NEW YORK (Reuters Life!) - One of New York’s most beloved doormen has called it a day after working more than 40 years at The Plaza Hotel overlooking Central Park.
Ed Trinka, who was the longest serving porter at the storied hotel, bid farewell in a champagne toast with fellow chauffeurs, doormen and friends this week as he turned 65 years-old.
Known by some as “the mayor of Central Park South,” he provided a friendly greeting and opened the hotel’s gilded doors for a host of big names that ranged from Richard Nixon to Jacqueline Kennedy Onassis and The Beatles.
“I have had a wonderful 46 years and I have never had a bad day at work,” he told Reuters before a farewell party in the hotel’s Oak Room bar that included the illustrator of the “Eloise” books, Hilary Knight.
Trinka began working at The Plaza, which last year completed a $400 million renovation that converted many of its rooms to luxury condominiums, in 1963. Apart from vacations, his only other break was to serve in the Vietnam war.
Although he had met too many famous people to name favorites, Nixon was “one of the nicest men I have met,” he said.
He also fondly recalled the actor John Voight asking for Trinka’s own autograph.
The renovations and scaling back of the hotel’s rooms to 282 guest rooms alongside 181 private units was better than a “Band-Aid solution”, he said.
“It’s progress,” he added in a New Jersey accent. “The world is changing and we have to change with it.”
But he admitted the job of a New York doorman -- which he called “the eyes and ears of the world” -- is not what it used to be in a faster paced world.
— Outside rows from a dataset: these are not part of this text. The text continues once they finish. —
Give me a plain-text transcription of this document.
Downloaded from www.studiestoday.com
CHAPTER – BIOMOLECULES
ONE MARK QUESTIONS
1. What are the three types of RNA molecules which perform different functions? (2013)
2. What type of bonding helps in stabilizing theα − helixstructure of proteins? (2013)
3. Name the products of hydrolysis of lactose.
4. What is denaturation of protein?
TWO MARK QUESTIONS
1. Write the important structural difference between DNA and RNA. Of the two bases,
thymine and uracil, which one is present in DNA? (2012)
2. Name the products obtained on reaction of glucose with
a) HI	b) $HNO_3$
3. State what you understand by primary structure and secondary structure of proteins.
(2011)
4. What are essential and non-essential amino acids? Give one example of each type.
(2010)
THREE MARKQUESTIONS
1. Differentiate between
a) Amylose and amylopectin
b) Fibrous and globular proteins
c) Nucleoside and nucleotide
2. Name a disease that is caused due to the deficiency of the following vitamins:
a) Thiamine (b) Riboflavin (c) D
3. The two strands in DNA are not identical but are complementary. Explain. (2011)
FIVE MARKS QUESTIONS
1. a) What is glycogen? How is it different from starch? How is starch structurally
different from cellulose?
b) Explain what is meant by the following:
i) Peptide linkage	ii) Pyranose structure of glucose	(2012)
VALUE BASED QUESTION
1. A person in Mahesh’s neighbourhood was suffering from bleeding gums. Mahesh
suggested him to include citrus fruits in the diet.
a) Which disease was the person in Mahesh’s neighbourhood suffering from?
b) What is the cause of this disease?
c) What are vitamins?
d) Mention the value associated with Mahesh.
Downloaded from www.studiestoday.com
“People expect more now and are more demanding,” he said.
His first name is Edwin, but people called him Ed or Eddie. He commuted daily from New Jersey and is now single. His wife of 33 years Isa, who once worked as a nanny at the hotel, passed away in 2003.
His only future plan for now, he said, was to take his grandchildren to the circus -- and keep chasing the women.
“It’s all about the ladies, I am a bachelor now,” he said.